An 8 ounce pack of frozen shrimp costs almost $4 — and that’s the cheap stuff. Fresh water baits also are rising in price.
So what’s an angler to do to offset the rising costs?
Well, you could purchase a cast net and catch your own bait. Cast nets start at 3 feet and can go up to 12 or 14 feet for mullet.
Crestview High School outdoor education instructor Ernie Martin, an old pro at throwing a cast net, offers a few tips that, with a little practice, will have a beginner throwing like a veteran in no time.
“The priority is to start out with a small net,” Martin said. “Start with a 5-foot bait net and work on it."
The bigger the net is, the more force and spin you must generate when throwing it so the bottom will open up and spread properly, he said.
Whether on a boat, dock or wading out toward bait fish, the technique for throwing a net remains the same. However, when wading, hold the net higher when you start your throw so it will stay above the water, Martin said.
The net may look intimidating in the beginning, but the movements are familiar.
"If you can throw a Frisbee (disc), I can get you to throw a cast net and open it up within five minutes of practicing with me," Martin said.
It'll be worth it.
After mastering the net-throwing technique, and learning when and where to find bait, you should be able to fill your bait bucket in one or two throws, Martin said.
That is, if you're fast enough.
“You have to remember that bait fish usually survive by getting out of the way in a hurry,” Martin said. “The last one to move is usually the first one eaten.
"Sometimes you have to be able to throw (the net) at a moving target.”
STEP-BY-STEP GUIDE TO NET CASTING
1. Gather the net in your left hand (right hand if you are left-handed). Make loops with the main line in the hand you are going to hold the net. The loops should be about 16 inches in diameter.

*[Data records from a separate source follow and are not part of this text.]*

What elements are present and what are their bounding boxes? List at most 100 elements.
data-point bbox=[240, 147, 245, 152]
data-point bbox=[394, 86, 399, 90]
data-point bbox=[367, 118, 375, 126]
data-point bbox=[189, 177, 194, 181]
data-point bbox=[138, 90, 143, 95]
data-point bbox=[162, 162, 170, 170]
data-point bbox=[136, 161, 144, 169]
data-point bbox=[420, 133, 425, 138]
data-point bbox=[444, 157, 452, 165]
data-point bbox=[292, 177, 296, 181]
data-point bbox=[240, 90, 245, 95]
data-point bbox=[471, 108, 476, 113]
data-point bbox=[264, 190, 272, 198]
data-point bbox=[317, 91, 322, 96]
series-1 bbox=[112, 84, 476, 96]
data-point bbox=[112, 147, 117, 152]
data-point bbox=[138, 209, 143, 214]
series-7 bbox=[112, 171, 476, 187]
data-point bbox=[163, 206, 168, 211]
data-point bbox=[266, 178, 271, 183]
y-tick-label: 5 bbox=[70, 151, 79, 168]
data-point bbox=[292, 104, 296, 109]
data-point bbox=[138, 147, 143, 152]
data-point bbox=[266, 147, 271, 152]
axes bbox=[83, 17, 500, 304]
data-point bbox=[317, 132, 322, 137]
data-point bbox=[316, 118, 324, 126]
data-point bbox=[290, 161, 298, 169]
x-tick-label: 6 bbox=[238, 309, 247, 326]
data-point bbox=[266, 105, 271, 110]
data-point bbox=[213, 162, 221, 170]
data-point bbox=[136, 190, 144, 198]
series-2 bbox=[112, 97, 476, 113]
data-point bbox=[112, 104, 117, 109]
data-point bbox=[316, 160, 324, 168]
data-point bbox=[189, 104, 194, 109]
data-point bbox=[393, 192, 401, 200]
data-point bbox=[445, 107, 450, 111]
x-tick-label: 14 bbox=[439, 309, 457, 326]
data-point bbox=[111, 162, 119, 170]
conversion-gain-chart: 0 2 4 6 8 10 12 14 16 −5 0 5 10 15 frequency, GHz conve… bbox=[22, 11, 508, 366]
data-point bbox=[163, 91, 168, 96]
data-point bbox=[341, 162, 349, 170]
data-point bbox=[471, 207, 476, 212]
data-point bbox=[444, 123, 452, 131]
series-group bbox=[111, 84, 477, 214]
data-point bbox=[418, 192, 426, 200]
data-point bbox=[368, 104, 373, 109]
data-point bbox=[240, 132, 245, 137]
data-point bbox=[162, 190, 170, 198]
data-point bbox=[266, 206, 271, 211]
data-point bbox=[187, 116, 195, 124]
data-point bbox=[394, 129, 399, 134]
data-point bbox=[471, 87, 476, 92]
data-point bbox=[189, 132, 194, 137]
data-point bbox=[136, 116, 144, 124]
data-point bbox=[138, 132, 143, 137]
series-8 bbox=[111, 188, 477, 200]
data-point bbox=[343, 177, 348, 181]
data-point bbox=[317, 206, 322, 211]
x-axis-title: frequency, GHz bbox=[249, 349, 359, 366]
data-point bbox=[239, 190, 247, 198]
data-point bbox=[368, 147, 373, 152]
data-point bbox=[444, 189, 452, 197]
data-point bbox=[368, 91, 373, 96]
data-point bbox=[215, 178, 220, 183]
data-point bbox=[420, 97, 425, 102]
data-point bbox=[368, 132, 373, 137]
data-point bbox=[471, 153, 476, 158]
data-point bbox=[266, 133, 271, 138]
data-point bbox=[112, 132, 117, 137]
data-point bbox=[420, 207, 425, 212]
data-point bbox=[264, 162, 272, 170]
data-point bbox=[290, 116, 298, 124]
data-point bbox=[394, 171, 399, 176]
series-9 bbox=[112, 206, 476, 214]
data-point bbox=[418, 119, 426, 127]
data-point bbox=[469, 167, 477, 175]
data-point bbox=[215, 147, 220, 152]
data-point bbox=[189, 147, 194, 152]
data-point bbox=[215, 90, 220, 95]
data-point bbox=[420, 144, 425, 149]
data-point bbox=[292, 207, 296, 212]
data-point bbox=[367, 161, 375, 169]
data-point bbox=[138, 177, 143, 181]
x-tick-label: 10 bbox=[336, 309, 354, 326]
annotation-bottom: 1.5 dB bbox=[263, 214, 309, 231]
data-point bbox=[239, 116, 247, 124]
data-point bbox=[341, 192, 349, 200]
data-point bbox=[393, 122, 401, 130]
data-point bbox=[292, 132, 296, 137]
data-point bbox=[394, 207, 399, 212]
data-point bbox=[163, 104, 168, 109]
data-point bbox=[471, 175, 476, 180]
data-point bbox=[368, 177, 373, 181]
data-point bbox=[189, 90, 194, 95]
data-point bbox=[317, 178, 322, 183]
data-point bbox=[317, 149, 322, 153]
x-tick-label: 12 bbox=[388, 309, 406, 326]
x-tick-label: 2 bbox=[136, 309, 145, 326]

After gathering all the main line, the net will start coming into your hand. Make one loop with the net and then make "kind of a little bowl at the top" so you have everything in your left hand, Martin said.
2. Open the back of the net by throwing it over your left shoulder or holding between your teeth. "I will take the lead line that is closest to my body and put the lead line between my teeth," Martin says. "I’m just basically holding the back of the net open with a very little bit of pressure with my teeth."
3. Make three or four throws over you right arm to even out the net. (Use left shoulder if you are left-handed). This opens the back half of the net.
4. Slide your right hand inside the net and gather it up. Then bring your right and left hands less than 6 inches apart. Youshould be able to look down around your waist and see the back half of the cast net open.
5. With a twist of the hips and a snap of the wrist, throw the net. Build centrifugal force, as if you were throwing a Frisbee disc; the net will feed out of your left hand and it should open.